Cela dit, il faut aussi tenir compte de ce que le championnat d'Europe de football de 2016 va apporter à la nation, au travers de la construction des stades – avec tout ce que cela peut générer en termes d'emplois et de profit – et les retombées touristiques – dont le montant sera sans doute nettement supérieur à 150 millions d'euros. Si l'engagement de l'État sera donc largement compensé, on peut se demander dans quelle mesure l'effort demandé pourrait se poursuivre afin de développer l'équipement de proximité ou l'encadrement. Cela permettrait de porter la part du secteur sportif à 2 % du PIB.

Le Comité français du sport international a en effet été mis sur pied pour fédérer les différentes entités existantes, sachant qu'on a souvent péché par le fait que chacun ne s'adressait pas toujours à son interlocuteur naturel. Les interlocuteurs du mouvement sportif international doivent être les représentants du mouvement sportif français – même si, pour organiser des jeux olympiques, on a évidemment besoin d'un engagement de l'État –, de même que ceux du monde diplomatique sont les diplomates français et ceux du monde économique les représentants de l'économie nationale. Il faut avoir un langage commun tout en permettant à chacun de rester dans son champ de compétences.

Je rappelle que la voix du mouvement sportif a toujours été présente dans les derniers comités de candidature qui ont eu lieu. Il était donc inconcevable que le président d'un tel comité ait pu être nommé par une ministre sans qu'elle prenne l'avis ni du président du CNOSF ni du maire de la ville candidate, lesquels sont les deux signataires auprès du CIO ! Un tel comportement ternit notre image à l'international et il n'est pas simple de le faire oublier.
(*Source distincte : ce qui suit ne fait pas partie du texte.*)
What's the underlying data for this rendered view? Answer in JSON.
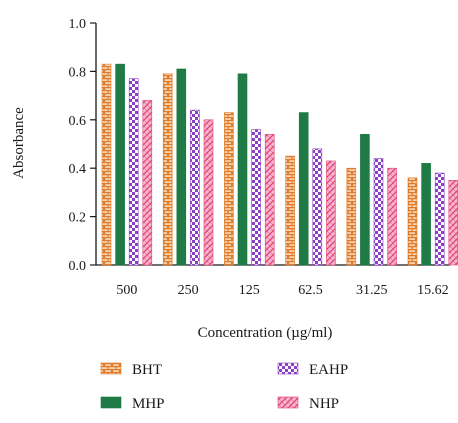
{
  "chart_data": {
    "type": "bar",
    "xlabel": "Concentration (µg/ml)",
    "ylabel": "Absorbance",
    "categories": [
      "500",
      "250",
      "125",
      "62.5",
      "31.25",
      "15.62"
    ],
    "ylim": [
      0,
      1.0
    ],
    "yticks": [
      "0.0",
      "0.2",
      "0.4",
      "0.6",
      "0.8",
      "1.0"
    ],
    "grid": false,
    "legend_position": "bottom",
    "series": [
      {
        "name": "BHT",
        "values": [
          0.83,
          0.79,
          0.63,
          0.45,
          0.4,
          0.36
        ],
        "color": "#e07b2a",
        "pattern": "brick"
      },
      {
        "name": "MHP",
        "values": [
          0.83,
          0.81,
          0.79,
          0.63,
          0.54,
          0.42
        ],
        "color": "#1f7a45",
        "pattern": "solid"
      },
      {
        "name": "EAHP",
        "values": [
          0.77,
          0.64,
          0.56,
          0.48,
          0.44,
          0.38
        ],
        "color": "#8a3fc6",
        "pattern": "checker"
      },
      {
        "name": "NHP",
        "values": [
          0.68,
          0.6,
          0.54,
          0.43,
          0.4,
          0.35
        ],
        "color": "#e0457b",
        "pattern": "hatch"
      }
    ]
  }
}
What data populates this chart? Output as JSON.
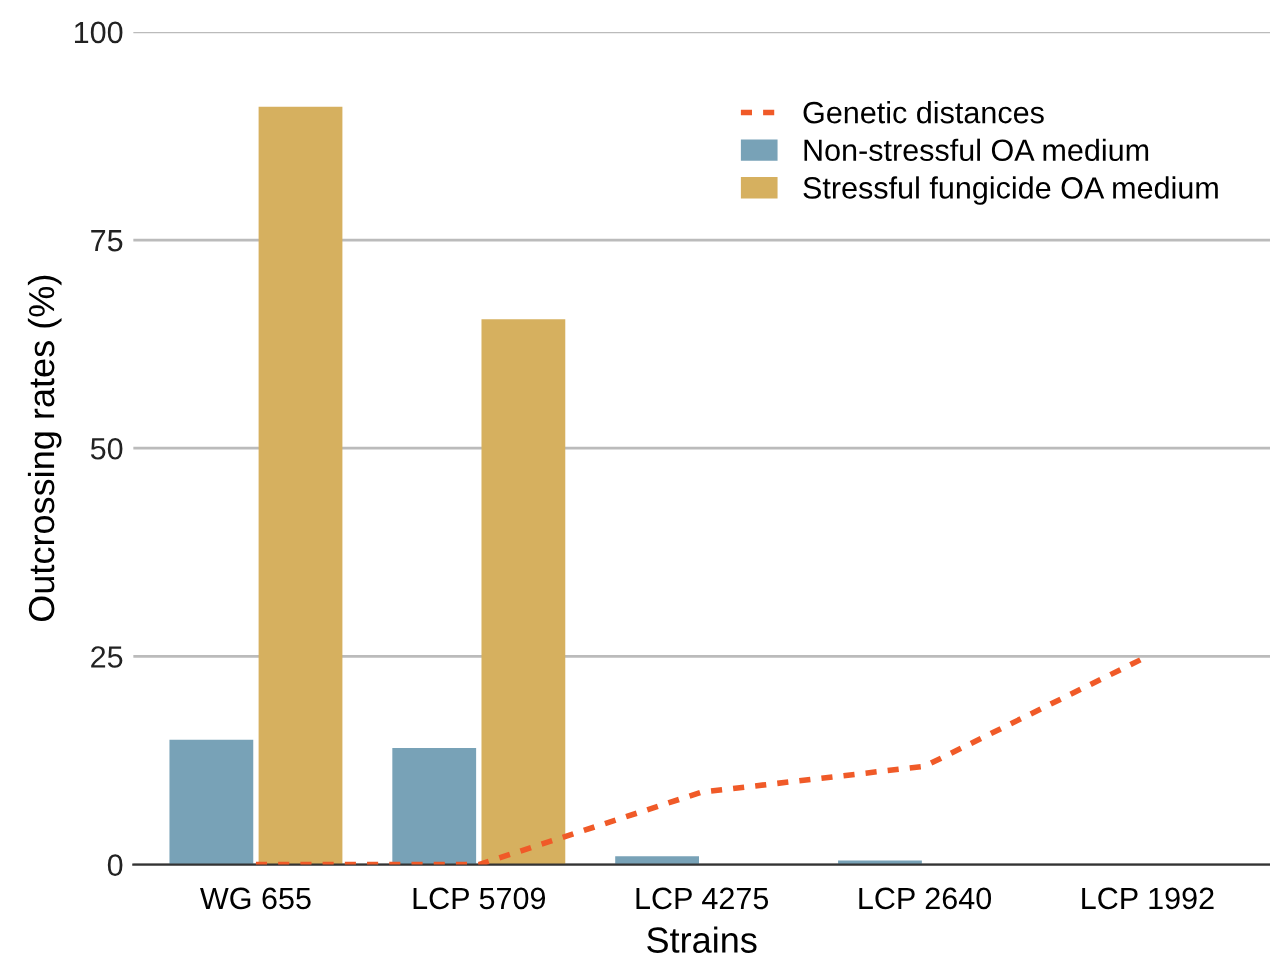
{
  "chart_data": {
    "type": "bar",
    "xlabel": "Strains",
    "ylabel": "Outcrossing rates (%)",
    "categories": [
      "WG 655",
      "LCP 5709",
      "LCP 4275",
      "LCP 2640",
      "LCP 1992"
    ],
    "series": [
      {
        "name": "Genetic distances",
        "type": "line",
        "color": "#f05a28",
        "line_style": "dashed",
        "values": [
          0,
          0,
          8.7,
          11.8,
          25
        ]
      },
      {
        "name": "Non-stressful OA medium",
        "color": "#78a2b7",
        "values": [
          15,
          14,
          1.0,
          0.5,
          null
        ]
      },
      {
        "name": "Stressful fungicide OA medium",
        "color": "#d6b05f",
        "values": [
          91,
          65.5,
          null,
          null,
          null
        ]
      }
    ],
    "ylim": [
      0,
      100
    ],
    "yticks": [
      0,
      25,
      50,
      75,
      100
    ],
    "grid": "y",
    "legend": "top right"
  }
}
S'agissant du Conseil national du sport, j'ai rappelé les motifs qui avaient suscité notre mauvaise humeur. On ne peut pas faire une opération de communication lorsqu'on est en désaccord sur un certain nombre de points. Nous nous sommes expliqués avec la ministre et son cabinet et nous participerons avec énergie et enthousiasme aux travaux de cette instance qui, je le rappelle, est destinée à la concertation et non à la gouvernance. Il faut qu'on puisse vérifier que ces travaux débouchent sur une véritable évolution du modèle sportif français.